To inform or not to inform, that is the question
By Dzof Azmi June 18, 2018
- Companies currently decide themselves whether or not notify the public about breaches
- Corporates still struggle with public disclosure as seen in recent media reports
ALTHOUGH there was an earlier related breach of 10,000 records in January, Astro seems to have not alerted affected customers of this until the second breach that was reported on lowyat.net last week.
In a statement published on Facebook, they state that "Astro was made aware of this incident on 26 January 2018. On the same date we sought assistance from MCMC and had the search engine provider remove the link".
They also added that "All trace of customer data online was immediately removed. Subsequently, Astro lodged a police report on 8 February 2018."
When contacted, a representative from Astro added that after further investigation they have "concluded that no data leakage was identified from their system".
Currently no compulsion to publicly disclose
However, the fact remains that their disclosure of the first incident only came more than four months after it occurred, and after a second breach was discovered.
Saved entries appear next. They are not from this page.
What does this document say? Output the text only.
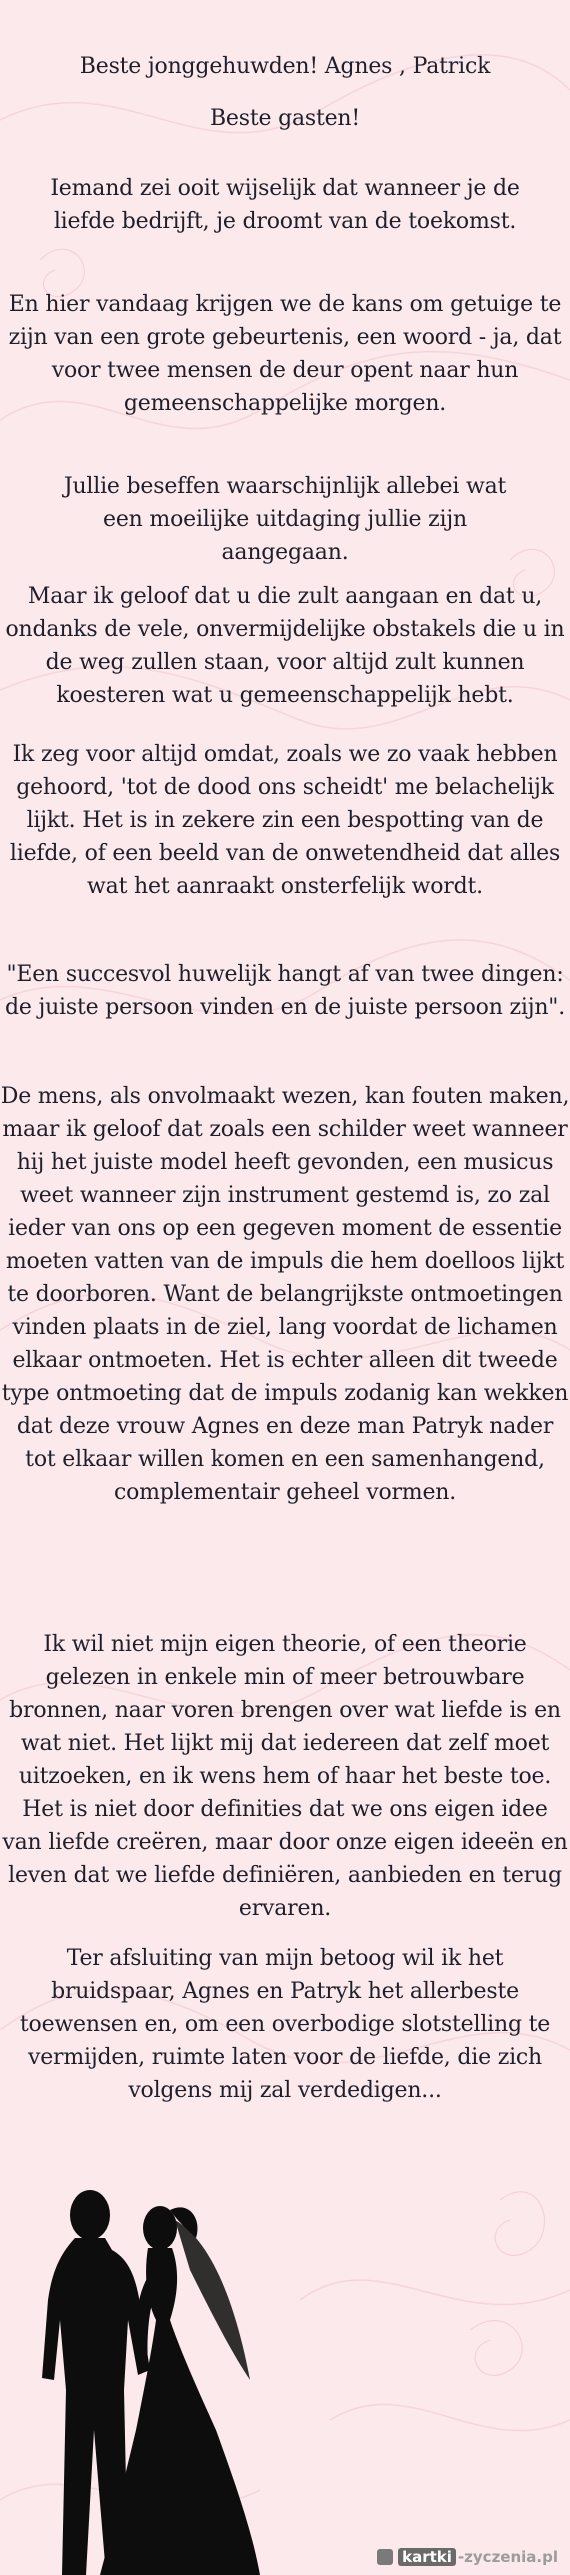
Beste jonggehuwden! Agnes , Patrick
Beste gasten!
Iemand zei ooit wijselijk dat wanneer je de liefde bedrijft, je droomt van de toekomst.
En hier vandaag krijgen we de kans om getuige te zijn van een grote gebeurtenis, een woord - ja, dat voor twee mensen de deur opent naar hun gemeenschappelijke morgen.
Jullie beseffen waarschijnlijk allebei wat een moeilijke uitdaging jullie zijn aangegaan.
Maar ik geloof dat u die zult aangaan en dat u, ondanks de vele, onvermijdelijke obstakels die u in de weg zullen staan, voor altijd zult kunnen koesteren wat u gemeenschappelijk hebt.
Ik zeg voor altijd omdat, zoals we zo vaak hebben gehoord, 'tot de dood ons scheidt' me belachelijk lijkt. Het is in zekere zin een bespotting van de liefde, of een beeld van de onwetendheid dat alles wat het aanraakt onsterfelijk wordt.
"Een succesvol huwelijk hangt af van twee dingen: de juiste persoon vinden en de juiste persoon zijn".
De mens, als onvolmaakt wezen, kan fouten maken, maar ik geloof dat zoals een schilder weet wanneer hij het juiste model heeft gevonden, een musicus weet wanneer zijn instrument gestemd is, zo zal ieder van ons op een gegeven moment de essentie moeten vatten van de impuls die hem doelloos lijkt te doorboren. Want de belangrijkste ontmoetingen vinden plaats in de ziel, lang voordat de lichamen elkaar ontmoeten. Het is echter alleen dit tweede type ontmoeting dat de impuls zodanig kan wekken dat deze vrouw Agnes en deze man Patryk nader tot elkaar willen komen en een samenhangend, complementair geheel vormen.
Ik wil niet mijn eigen theorie, of een theorie gelezen in enkele min of meer betrouwbare bronnen, naar voren brengen over wat liefde is en wat niet. Het lijkt mij dat iedereen dat zelf moet uitzoeken, en ik wens hem of haar het beste toe. Het is niet door definities dat we ons eigen idee van liefde creëren, maar door onze eigen ideeën en leven dat we liefde definiëren, aanbieden en terug ervaren.
Ter afsluiting van mijn betoog wil ik het bruidspaar, Agnes en Patryk het allerbeste toewensen en, om een overbodige slotstelling te vermijden, ruimte laten voor de liefde, die zich volgens mij zal verdedigen...
kartki -zyczenia.pl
This is not the first time that public disclosure of a major breach has taken time to surface. In October 2017, it was revealed that the breach of details of 46.2 million mobile phone subscribers in fact originated from an earlier undisclosed breach that happened in 2014.
Nevertheless, currently companies are free to decide when - and if - they disclose any breaches they discover.
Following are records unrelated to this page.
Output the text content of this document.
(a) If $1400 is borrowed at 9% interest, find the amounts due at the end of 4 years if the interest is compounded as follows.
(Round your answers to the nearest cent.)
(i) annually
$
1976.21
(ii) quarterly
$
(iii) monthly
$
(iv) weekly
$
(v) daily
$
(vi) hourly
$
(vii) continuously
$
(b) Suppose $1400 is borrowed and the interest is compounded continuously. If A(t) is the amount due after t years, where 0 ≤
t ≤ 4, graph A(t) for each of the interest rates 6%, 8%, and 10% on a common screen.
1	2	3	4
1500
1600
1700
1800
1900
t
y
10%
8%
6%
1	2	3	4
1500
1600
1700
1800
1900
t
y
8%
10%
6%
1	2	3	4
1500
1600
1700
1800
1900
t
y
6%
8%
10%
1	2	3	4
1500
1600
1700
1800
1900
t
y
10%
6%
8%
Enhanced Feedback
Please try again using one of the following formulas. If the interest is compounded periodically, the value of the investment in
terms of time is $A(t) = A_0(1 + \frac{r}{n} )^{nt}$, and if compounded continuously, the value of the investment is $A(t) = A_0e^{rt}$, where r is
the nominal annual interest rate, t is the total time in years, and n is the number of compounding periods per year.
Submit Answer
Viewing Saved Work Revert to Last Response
"I do not think that (Astro) has committed any wrong for failing to inform the public about the breach," said Professor Abu Bakar Munir, Professor of Law from the University of Malaya. However, Professor Abu did note that capital market entities in Malaysia are mandated to report to the Securities Commission any detected cyber incidents on the day it happens.
In the meantime, it's best to be prepared for the worst. "It is absolutely important for companies to have clear policies and guidelines in terms of what to do in the event of a data breach," said Jason Yuen (pic, right), Ernst & Young Advisory Services Sdn Bhd (EY), Partner and Malaysia Cybersecurity Leader.
PDPA can be amended
The feeling is that companies need to be compelled to disclose any breaches they may face rather than depend on their voluntary good will.
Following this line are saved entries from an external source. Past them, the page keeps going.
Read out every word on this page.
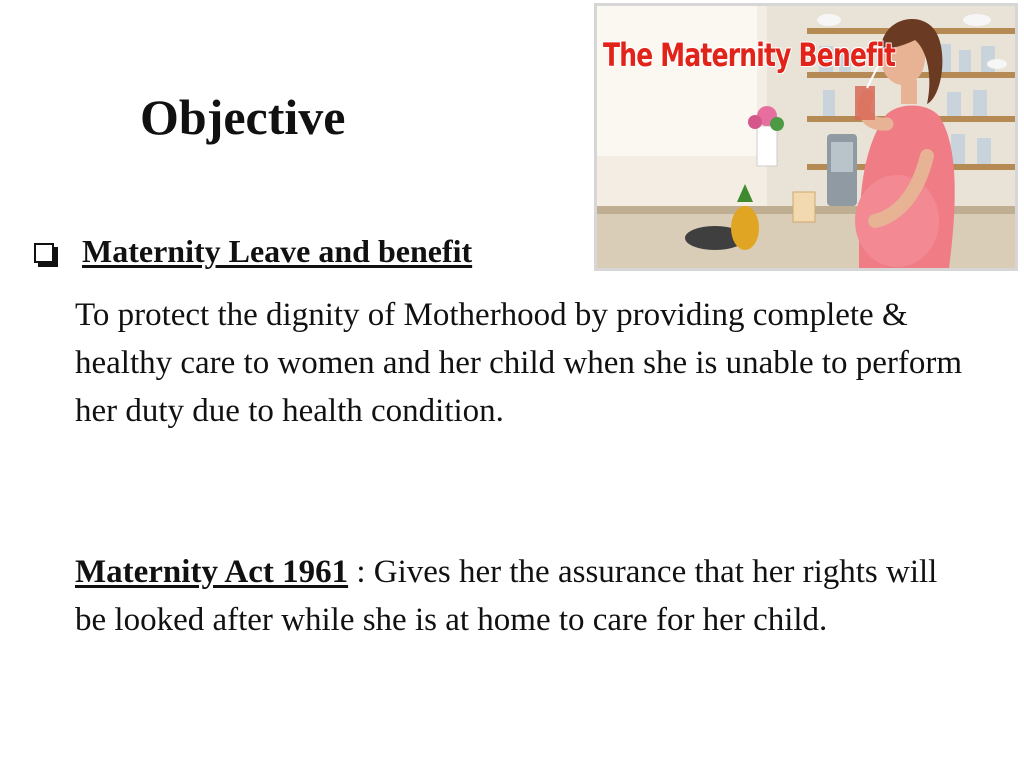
Objective
The Maternity Benefit
Maternity Leave and benefit
To protect the dignity of Motherhood by providing complete & healthy care to women and her child when she is unable to perform her duty due to health condition.
Maternity Act 1961 : Gives her the assurance that her rights will be looked after while she is at home to care for her child.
"We have seen in Malaysia as well as globally that companies are unlikely to report data breaches unless they are compelled to do so by law," pointed out Yuen.
"However, the reality is that in Malaysia, we do not have compulsory breach notification laws as part of our Personal Data Protection Act 2010."
As an example, he contrasted the situation here with what is mandated by the European General Data Protection Regulations (GDPR), which requires notification of data breaches within 72 hours.
Professor Abu Bakar himself had a hand in drafting the PDPA and he feels that it could be amended to include a breach notification clause. If that's too difficult, it's also possible to incorporate it through subsidiary legislation, which is a regulation by the Minister as provided in the Act.
Yuen admits that the private sector may raise objections.
"The potential disadvantages include the fact that by giving publicity to a breach, we may create more awareness that such data is available to unscrupulous parties. Other concerns that have been raised include the increased cost of business as well as sometimes the lack of proof that real or significant harm has been done by a breach."
"However, in my view, the benefits clearly outweigh the potential disadvantages," stressed Yuen.
Nevertheless, one shortcoming of the PDPA to Yuen is that it doesn't apply to the government. "As a key acquirer and user of personal data, the Government itself should be required to comply with PDPA and breach notification laws."